Both! Normally you have three subjects – Art History, Psychology, to understand, how to treat children, and Art Science. Besides you also have practical studies. However, these classes were very formal – people met in the room and painted something under the guidance of the professor. I have been studying three years and was about to finish my Bachelor, to become a teacher, and I was thinking: “Ok, then I would go to school, and that is all, I am done”. Suddenly I thought that it wasn’t exactly what I wanted. However,  I didn’t quit my education and finished my teaching studies later in Berlin. The problem was, I still wanted to study free art, but in Essen the only opportunity was this teaching career, theoretical art studies, and that's all. On the contrary, here, in Berlin, you work with free artists together, and you can always switch from theoretical to practical studies. I have three good friends, and it is quite typical – either you want to become a teacher or you want to study free art, but you are too anxious. And there is another thing – my mom was working at the university in Essen. Others would say that it was perfect for me, but I wanted to take care of myself.  I wanted to challenge myself. 
As for Berlin, living in Germany as an artist, you can either move to Cologne (some even call it „more Berlin") or you can go to Berlin. I was very interested in fashion back in time, so I thought that in Berlin I could find that kind of lifestyle, that attracts me. At the same time, I could study art together with teaching there. I even applied for an internship in Berlin and was teaching three months at school, and it was a disaster. It was not for me at all. Then I started with my portfolio and finally decided to move here. So, what brought me to Berlin, is lifestyle, and the opportunity to study and practice free art.
And of course this creative surrounding that you now have in Berlin?..
You know, we have talked a lot about it. I would never say, Berlin has helped me with my inspiration, because I am dealing more with Greek context and investigate Greek legacy. But at the same time, everyone is much more ambitious here than in Essen. When I see somebody painting a work and I like the colours, for instance, who the artist is using like green and pink, that is the kind of influence I have in Berlin! But this influence is not on the surface, it is rather something subconscious, that you do not even realize.
Getting closer to your art practice, where do you find protagonists of your works? Are they always inspired by people you know, somebody from your family/friends’ circle or could be also complete strangers for you?
The all are family-based. Back in time I was creating only self-portraits. Even my teacher made jokes about me, like, „Oh, the Beauty one, do I have to look in the mirror again?“. And then I understood that I didn’t want to be the one, who was only painting himself. I started to think, how I could show myself without my face. Why I started painting my family, is because of the Greek guest workers, who came to West Germany after the war. And though in my works I only use my family as protagonists, they stand for a lot of people, especially those immigrants coming from the South – Italy, Spain, Greece, Arabic countries and Turkey. There are problems, my family dealt with, that are the same for everybody, like money issues, or a shortage of living space. It is mostly about my family, when you see my mother, it is my mother, but she stands for any woman who came to the country. Sometimes it is a little difficult, because when I see an interesting charismatic person and think, if I could paint him, make him a protagonist, I immediately realize that I do not know him, so it doesn’t make sense. You need somebody who you are related to.

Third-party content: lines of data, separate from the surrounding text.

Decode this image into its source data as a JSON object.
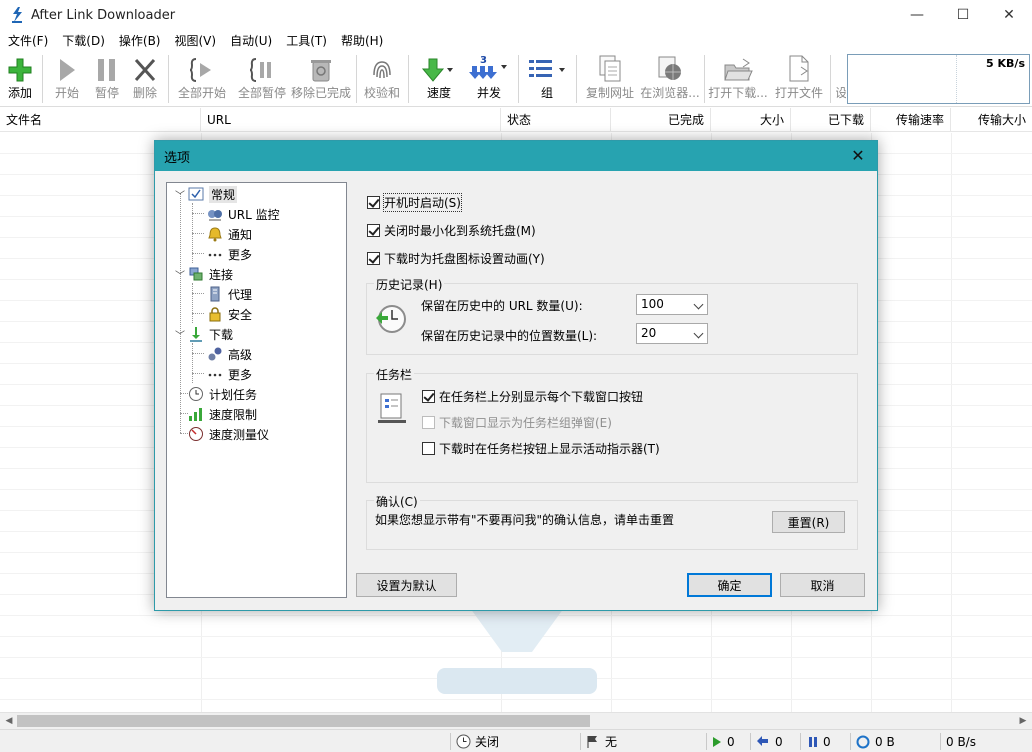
{
  "app": {
    "title": "After Link Downloader",
    "controls": {
      "minimize": "—",
      "maximize": "☐",
      "close": "✕"
    }
  },
  "menu": [
    "文件(F)",
    "下载(D)",
    "操作(B)",
    "视图(V)",
    "自动(U)",
    "工具(T)",
    "帮助(H)"
  ],
  "toolbar": {
    "add": "添加",
    "start": "开始",
    "pause": "暂停",
    "delete": "删除",
    "start_all": "全部开始",
    "pause_all": "全部暂停",
    "remove_completed": "移除已完成",
    "checksum": "校验和",
    "speed": "速度",
    "concurrent": "并发",
    "group": "组",
    "copy_url": "复制网址",
    "in_browser": "在浏览器...",
    "open_folder": "打开下载...",
    "open_file": "打开文件",
    "settings_partial": "设",
    "speed_value": "5 KB/s"
  },
  "columns": [
    "文件名",
    "URL",
    "状态",
    "已完成",
    "大小",
    "已下载",
    "传输速率",
    "传输大小"
  ],
  "dialog": {
    "title": "选项",
    "close": "✕",
    "tree": {
      "general": "常规",
      "url_monitor": "URL 监控",
      "notify": "通知",
      "more1": "更多",
      "connection": "连接",
      "proxy": "代理",
      "security": "安全",
      "download": "下载",
      "advanced": "高级",
      "more2": "更多",
      "scheduler": "计划任务",
      "speed_limit": "速度限制",
      "speed_meter": "速度测量仪"
    },
    "opts": {
      "autostart": "开机时启动(S)",
      "minimize_tray": "关闭时最小化到系统托盘(M)",
      "tray_anim": "下载时为托盘图标设置动画(Y)"
    },
    "history": {
      "title": "历史记录(H)",
      "url_count_label": "保留在历史中的 URL 数量(U):",
      "url_count_value": "100",
      "loc_count_label": "保留在历史记录中的位置数量(L):",
      "loc_count_value": "20"
    },
    "taskbar": {
      "title": "任务栏",
      "separate": "在任务栏上分别显示每个下载窗口按钮",
      "popup": "下载窗口显示为任务栏组弹窗(E)",
      "indicator": "下载时在任务栏按钮上显示活动指示器(T)"
    },
    "confirm": {
      "title": "确认(C)",
      "text": "如果您想显示带有\"不要再问我\"的确认信息，请单击重置",
      "reset": "重置(R)"
    },
    "buttons": {
      "defaults": "设置为默认",
      "ok": "确定",
      "cancel": "取消"
    }
  },
  "status": {
    "scheduler": "关闭",
    "flag": "无",
    "active": "0",
    "queued": "0",
    "paused": "0",
    "total": "0 B",
    "rate": "0 B/s"
  }
}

Sometimes you turn to the collage technique, incorporating photos, or images into your canvases. How did you come up with this technique? Have you been influenced by Dadaists and their experiments with collage and photomontage?

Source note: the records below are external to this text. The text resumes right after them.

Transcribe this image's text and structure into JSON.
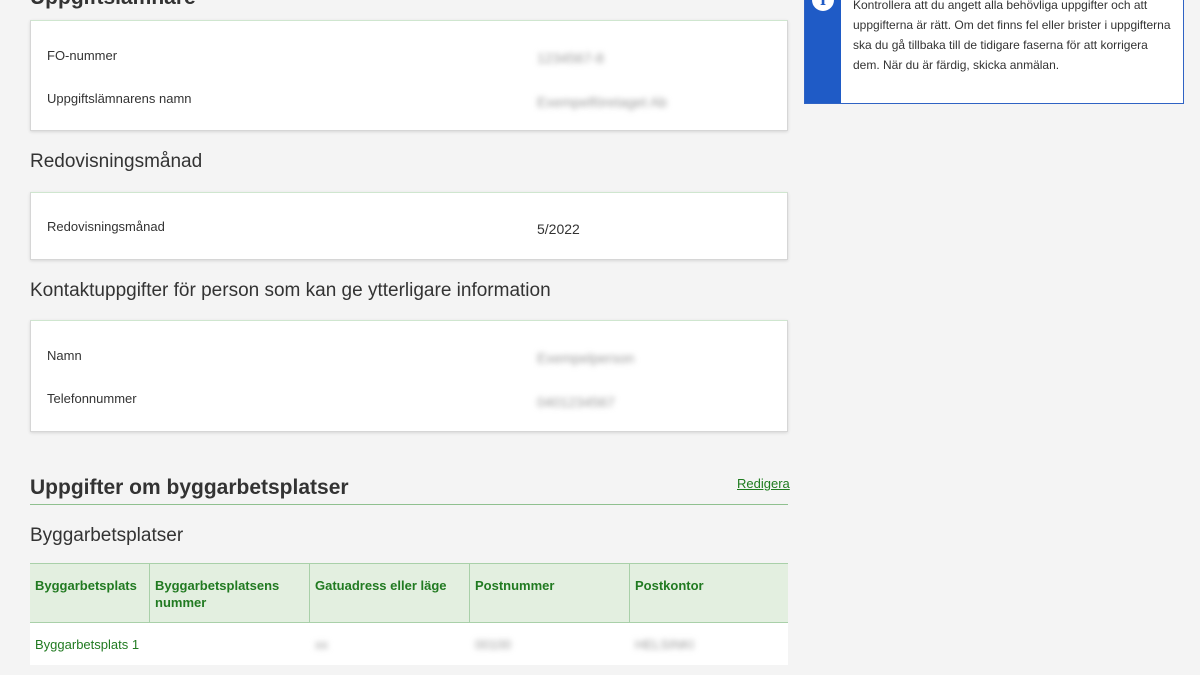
{
  "top_section": {
    "partial_heading": "Uppgiftslämnare",
    "rows": [
      {
        "label": "FO-nummer",
        "value": "1234567-8"
      },
      {
        "label": "Uppgiftslämnarens namn",
        "value": "Exempelföretaget Ab"
      }
    ]
  },
  "report_month": {
    "heading": "Redovisningsmånad",
    "row": {
      "label": "Redovisningsmånad",
      "value": "5/2022"
    }
  },
  "contact": {
    "heading": "Kontaktuppgifter för person som kan ge ytterligare information",
    "rows": [
      {
        "label": "Namn",
        "value": "Exempelperson"
      },
      {
        "label": "Telefonnummer",
        "value": "0401234567"
      }
    ]
  },
  "sites": {
    "title": "Uppgifter om byggarbetsplatser",
    "edit_label": "Redigera",
    "subheading": "Byggarbetsplatser",
    "columns": [
      "Byggarbetsplats",
      "Byggarbetsplatsens nummer",
      "Gatuadress eller läge",
      "Postnummer",
      "Postkontor"
    ],
    "rows": [
      {
        "site": "Byggarbetsplats 1",
        "number": "",
        "address": "xx",
        "postcode": "00100",
        "post_office": "HELSINKI"
      }
    ]
  },
  "info": {
    "icon": "info-icon",
    "text": "Kontrollera att du angett alla behövliga uppgifter och att uppgifterna är rätt. Om det finns fel eller brister i uppgifterna ska du gå tillbaka till de tidigare faserna för att korrigera dem. När du är färdig, skicka anmälan."
  },
  "colors": {
    "accent_green": "#217a21",
    "info_blue": "#1f5bc6",
    "table_header_bg": "#e3efe0"
  }
}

I started five or four years ago, and I only painted on paper. I used a lot of collage, painted everything, except for hands and face. Then I was sketching these faces, a little bit in Egon Schiele manner. So, I painted everything, then sketched the face, cut it out and glued it on the canvas. Thus, the face is standing out from the canvas, like a 3D element. I have done this for a lot of time, but the problem was, that my works were too temporary. After some time, I could see these small bubbles on the paper. And I wasthinking: “It is not an abstract collage, that can be kind of messy. If the transformation of the work continues in five years, it won’t look like it was originally planned". So, I was considering how I can make the work last longer. Other problem was with rolling – you really cannot roll a collage like this. So, I started thinking, how could I have the same effect without gluing the paper on canvas. How can I place something on the canvas, but still have this „stand out“ effect. Then I realized - I can print it! Moreover, I can print these faces thick, so that the image is standing out. Then I used stamps with the images of flowers, instead of really painting them. These are easy things, and now everybody got it, but two years ago it was like „Oh my God, how did you make it?“. And it happens because of this academic approach, you just don’t consider easy things. I always tell my friends, don’t focus at Rembrandt or Maastricht school too much – they all paint in anacademic manner, just use your natural painting technic.

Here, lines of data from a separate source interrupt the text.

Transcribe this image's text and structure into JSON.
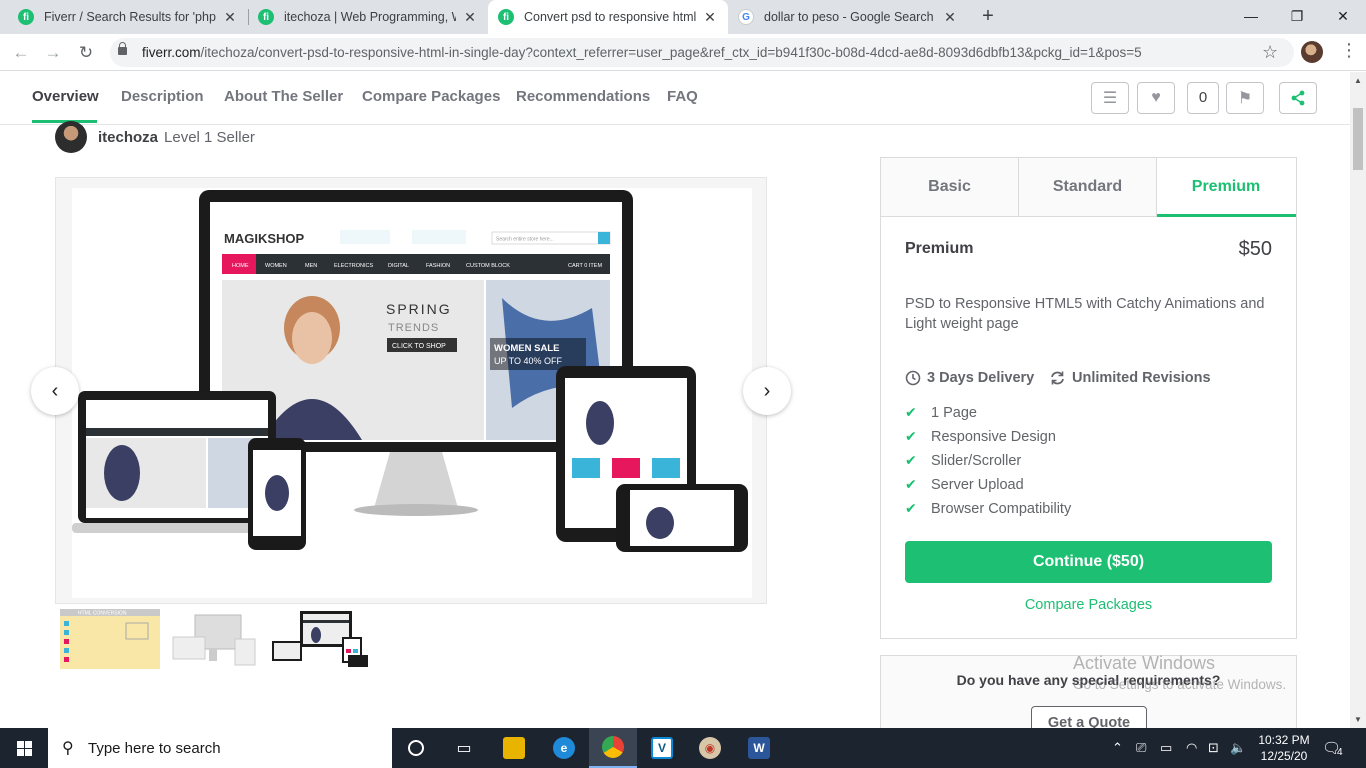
{
  "browser": {
    "tabs": [
      {
        "title": "Fiverr / Search Results for 'php er",
        "favicon": "fiverr"
      },
      {
        "title": "itechoza | Web Programming, Wo",
        "favicon": "fiverr"
      },
      {
        "title": "Convert psd to responsive html b",
        "favicon": "fiverr",
        "active": true
      },
      {
        "title": "dollar to peso - Google Search",
        "favicon": "google"
      }
    ],
    "url_domain": "fiverr.com",
    "url_path": "/itechoza/convert-psd-to-responsive-html-in-single-day?context_referrer=user_page&ref_ctx_id=b941f30c-b08d-4dcd-ae8d-8093d6dbfb13&pckg_id=1&pos=5"
  },
  "subnav": {
    "items": [
      "Overview",
      "Description",
      "About The Seller",
      "Compare Packages",
      "Recommendations",
      "FAQ"
    ],
    "likes_count": "0"
  },
  "seller": {
    "name": "itechoza",
    "level": "Level 1 Seller"
  },
  "gallery": {
    "mock_brand": "MAGIKSHOP",
    "mock_nav": [
      "HOME",
      "WOMEN",
      "MEN",
      "ELECTRONICS",
      "DIGITAL",
      "FASHION",
      "CUSTOM BLOCK"
    ],
    "mock_cart": "CART 0 ITEM",
    "mock_search": "Search entire store here...",
    "mock_spring": "SPRING",
    "mock_trends": "TRENDS",
    "mock_cta": "CLICK TO SHOP",
    "mock_sale": "WOMEN SALE",
    "mock_saleoff": "UP TO 40% OFF",
    "thumb1_label": "HTML CONVERSION"
  },
  "package": {
    "tabs": [
      "Basic",
      "Standard",
      "Premium"
    ],
    "title": "Premium",
    "price": "$50",
    "description": "PSD to Responsive HTML5 with Catchy Animations and Light weight page",
    "delivery": "3 Days Delivery",
    "revisions": "Unlimited Revisions",
    "features": [
      "1 Page",
      "Responsive Design",
      "Slider/Scroller",
      "Server Upload",
      "Browser Compatibility"
    ],
    "continue_label": "Continue ($50)",
    "compare_label": "Compare Packages"
  },
  "requirements": {
    "question": "Do you have any special requirements?",
    "button": "Get a Quote"
  },
  "watermark": {
    "line1": "Activate Windows",
    "line2": "Go to Settings to activate Windows."
  },
  "taskbar": {
    "search_placeholder": "Type here to search",
    "time": "10:32 PM",
    "date": "12/25/20",
    "notifications": "4"
  },
  "colors": {
    "brand": "#1dbf73",
    "accent_pink": "#e6175c",
    "accent_teal": "#3ab5d9"
  }
}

So, I was experimenting, and at some point, I also thought, maybe I could use tapestry? But it cannot be just any tapestry, it needs to be very family-based. Everything started when my grandmother said that she needed to move out from her German flat. And you should imagine, in every room there was this cheesy tapestry from the 1970s, but eachof them had a different mood. One was black, the other – green. So, I went to these empty rooms and photographed tapestries. In the end I had hundreds of photos that I used for works.

© Kiriakos Tompolidis' Studio. Image: Kiriakos Tompolidis, 2023. 

That’s amazing, because that is exactly what I wanted to ask – where do you find the motives for the tapestry. And it turned out to be real tapestry, that you have once photographed!
Exactly. Sometimes I always use these „grandma dishes things“, these. lace dollies. I am using elements that my grandma once used. It is like I am creating rooms that are real, but also mixing them with other rooms. It is not like I am imagining rooms for 100%, but I am using elements that I have once seen in the real rooms.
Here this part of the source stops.